Soviet General Secretary Mikhail Gorbachev called the conflict in Afghanistan a “bleeding wound which can result in gangrenous growth on the body of mankind” in a statement in 1988. Stagnant wars and conflicts are suffered by most aggressive world powers. Ancient empires such as Rome spread their resources so far that they could not control the outer edges of their empire and the focus on the wars with northern barbarians led to instability at home eventually ripping the empire apart. The British empire was stuck in a conflict with its American colonies for over 40 years until after the colonies had rebelled, won a war against the British, and formed their own state all the way until the War of 1812. The American Revolution inspired other British colonies to fight for their freedom and accelerated the governments shift toward constitutional monarchy. The U.S. lost international support during it’s extended war in Vietnam and again with the invasion of Iraq both of which (have) created unrest at home.

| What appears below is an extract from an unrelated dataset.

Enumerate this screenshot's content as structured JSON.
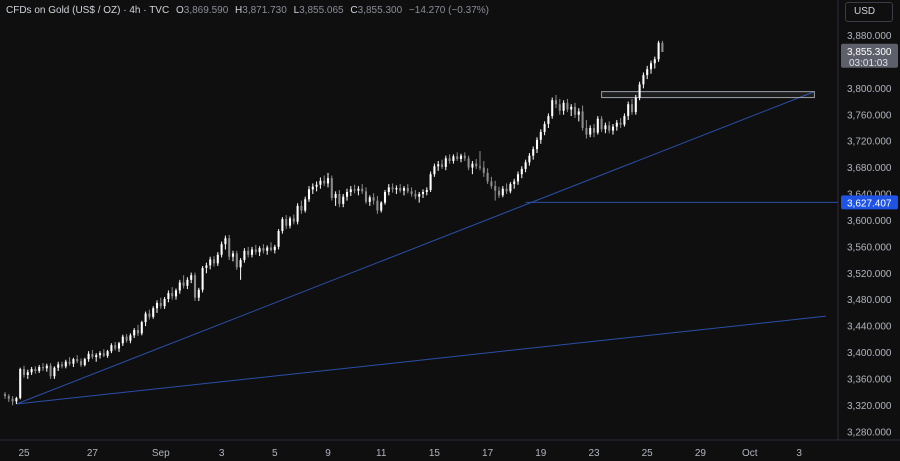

The Soviet Union’s foray into Afghanistan turned out much was similar to the above. In an attempt to conquer new territory, for socialism rather than previous empires quest for physical territory but the same as America’s goal of spreading democracy, the USSR got stuck in a war that nobody wanted a part of. The invasion of Afghanistan had no support internationally and was almost immediately condemned by the U.N. Soviet Secretary General Leonid Brezhnev and high Soviet officials wanted to stabilize a new socialist government in Afghanistan that was being attacked. That government had little support in the country and the Soviets found out that they were not welcome as the socialist revolution they thought was happening was not. Brezhnev would not back down from his goals in Afghanistan and the instability and leadership turnover after his death did not allow for the war to end.
A stagnant war with no victory in sight and goals that don’t directly affect people at home don’t end well. Soldiers always come home scarred physically or mentally, and many don’t come home at all, but the losses are accepted as necessary in a war that protects the homeland from invasion or destruction, such as WWII. But when young men die abroad, or come home missing arms, legs, and souls, asking ‘why are we fighting?’ and are answered with an ‘I don’t know’, those losses become unacceptable. The ‘I don’t know’ also doesn’t help with questioning why all the country’s energies and resources are being diverted to a war instead of helping citizens, the government loses support and dissenters creep out of the shadows. When Gorbachev rose to power, he knew this, and tried to figure out why the Soviets were stuck in Afghanistan and what the cost of the war was. As word came out of the intelligence misinformation and lack of any progress in nine years in Afghanistan dissent increased, assisted by Gorbachev’s policy of perestroika. Gorbachev pulled out Soviet troops in 1989, but the message had been sent: the Soviet Union was corrupt, mismanaged, broke, and could not take care of its citizens. In two years it would dissolve, caused by a combination of events, many that had a root in the invasion of Afghanistan.